When Everything, and it's successor, Everything2, started, it was a fresh new way of using the web, a foray into some of the mass-participation online media that would years later be deemed part of "web 2.0". It is, I think, no coincidence that it came out of another such experiment, Slashdot.
Everything2 was in retrospect ahead of it's time. I hadn't heard of Wikipedia or LiveJournal then (My user details were imported into E2 in May 1999, LiveJournal also began some time in 1999, and Wikipedia began on 15 January 2001)
Everything2 has since been squeezed between these two successful models: Wikipedia as the single central repository of facts, innumerable personal blogs for talking about yourself.
Everything2 was exuberant, funny, deep, trivial, parochial, insular and yet somehow at the same time reached out all around the world to people of wildly different world-views.
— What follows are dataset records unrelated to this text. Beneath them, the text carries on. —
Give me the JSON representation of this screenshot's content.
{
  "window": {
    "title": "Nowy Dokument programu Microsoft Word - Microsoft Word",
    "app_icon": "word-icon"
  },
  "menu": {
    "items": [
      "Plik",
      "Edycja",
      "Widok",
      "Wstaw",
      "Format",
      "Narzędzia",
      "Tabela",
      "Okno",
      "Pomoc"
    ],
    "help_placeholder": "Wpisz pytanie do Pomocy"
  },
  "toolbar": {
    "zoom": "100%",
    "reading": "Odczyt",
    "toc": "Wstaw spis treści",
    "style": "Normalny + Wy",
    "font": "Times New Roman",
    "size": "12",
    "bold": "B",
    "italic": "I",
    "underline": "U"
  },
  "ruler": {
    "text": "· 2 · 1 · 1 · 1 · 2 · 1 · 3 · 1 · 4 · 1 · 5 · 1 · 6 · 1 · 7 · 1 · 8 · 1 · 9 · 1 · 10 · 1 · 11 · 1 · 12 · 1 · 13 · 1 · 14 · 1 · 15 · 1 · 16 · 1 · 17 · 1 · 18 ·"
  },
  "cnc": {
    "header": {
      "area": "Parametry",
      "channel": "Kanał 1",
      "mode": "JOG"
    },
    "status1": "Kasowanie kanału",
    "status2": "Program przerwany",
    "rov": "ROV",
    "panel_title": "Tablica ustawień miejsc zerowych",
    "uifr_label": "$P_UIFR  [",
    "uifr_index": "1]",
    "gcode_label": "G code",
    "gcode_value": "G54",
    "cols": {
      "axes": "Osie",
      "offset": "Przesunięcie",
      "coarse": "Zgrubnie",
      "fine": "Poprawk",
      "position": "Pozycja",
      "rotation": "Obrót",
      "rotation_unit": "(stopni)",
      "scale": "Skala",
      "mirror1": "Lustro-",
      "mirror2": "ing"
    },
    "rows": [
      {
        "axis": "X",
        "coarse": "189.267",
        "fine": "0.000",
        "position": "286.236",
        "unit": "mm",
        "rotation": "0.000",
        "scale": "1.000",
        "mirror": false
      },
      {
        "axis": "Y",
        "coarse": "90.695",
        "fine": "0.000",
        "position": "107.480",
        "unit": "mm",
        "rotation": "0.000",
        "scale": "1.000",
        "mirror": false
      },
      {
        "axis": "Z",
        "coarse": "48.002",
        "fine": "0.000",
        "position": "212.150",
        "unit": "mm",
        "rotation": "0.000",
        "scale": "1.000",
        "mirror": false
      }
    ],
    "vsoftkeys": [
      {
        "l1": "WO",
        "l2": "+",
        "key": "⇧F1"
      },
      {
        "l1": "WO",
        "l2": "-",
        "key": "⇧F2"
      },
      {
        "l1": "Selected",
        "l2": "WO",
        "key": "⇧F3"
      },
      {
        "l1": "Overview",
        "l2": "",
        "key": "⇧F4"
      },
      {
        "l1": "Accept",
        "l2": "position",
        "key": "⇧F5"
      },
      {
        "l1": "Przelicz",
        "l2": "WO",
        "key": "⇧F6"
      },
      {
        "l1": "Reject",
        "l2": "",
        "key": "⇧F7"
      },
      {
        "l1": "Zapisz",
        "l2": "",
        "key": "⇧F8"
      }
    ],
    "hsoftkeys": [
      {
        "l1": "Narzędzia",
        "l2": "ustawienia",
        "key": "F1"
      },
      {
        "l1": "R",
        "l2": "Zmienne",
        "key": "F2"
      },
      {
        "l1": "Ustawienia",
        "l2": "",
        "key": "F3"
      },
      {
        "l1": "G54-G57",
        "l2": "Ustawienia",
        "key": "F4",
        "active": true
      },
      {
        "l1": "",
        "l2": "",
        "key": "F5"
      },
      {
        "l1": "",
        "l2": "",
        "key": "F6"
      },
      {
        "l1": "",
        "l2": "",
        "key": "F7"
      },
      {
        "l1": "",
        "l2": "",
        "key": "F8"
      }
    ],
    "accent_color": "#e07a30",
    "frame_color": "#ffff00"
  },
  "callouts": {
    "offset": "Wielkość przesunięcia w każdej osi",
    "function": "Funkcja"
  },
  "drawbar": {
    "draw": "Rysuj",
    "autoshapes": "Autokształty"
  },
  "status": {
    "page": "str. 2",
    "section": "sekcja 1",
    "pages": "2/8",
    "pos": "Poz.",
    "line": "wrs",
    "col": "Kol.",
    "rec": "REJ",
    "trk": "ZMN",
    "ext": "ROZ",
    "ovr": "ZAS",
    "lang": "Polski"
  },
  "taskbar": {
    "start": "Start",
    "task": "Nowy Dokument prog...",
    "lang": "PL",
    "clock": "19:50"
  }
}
And I owe it a lot. Some of you ask, in confusion, where the magic has gone. I see it everywhere. On LiveJournal. On a multitude of blogs via RSS. On digg, on flickr, on upcoming, on Wikipedia, on my first install of WordPress (I had it up and running in under a minute).
It's all around us now, this web of communication, this multi-modal community-building. Of course since all this is not new now, it doesn't feel the same. Sites where you can write your words, post your art, and view other people's output fairly clamour for attention now. The world is changing, and the rate of change is not slowing down. That moment of time when this one site had such a gravitational pull over a few users is, I think, impossible to replicate again in the same way.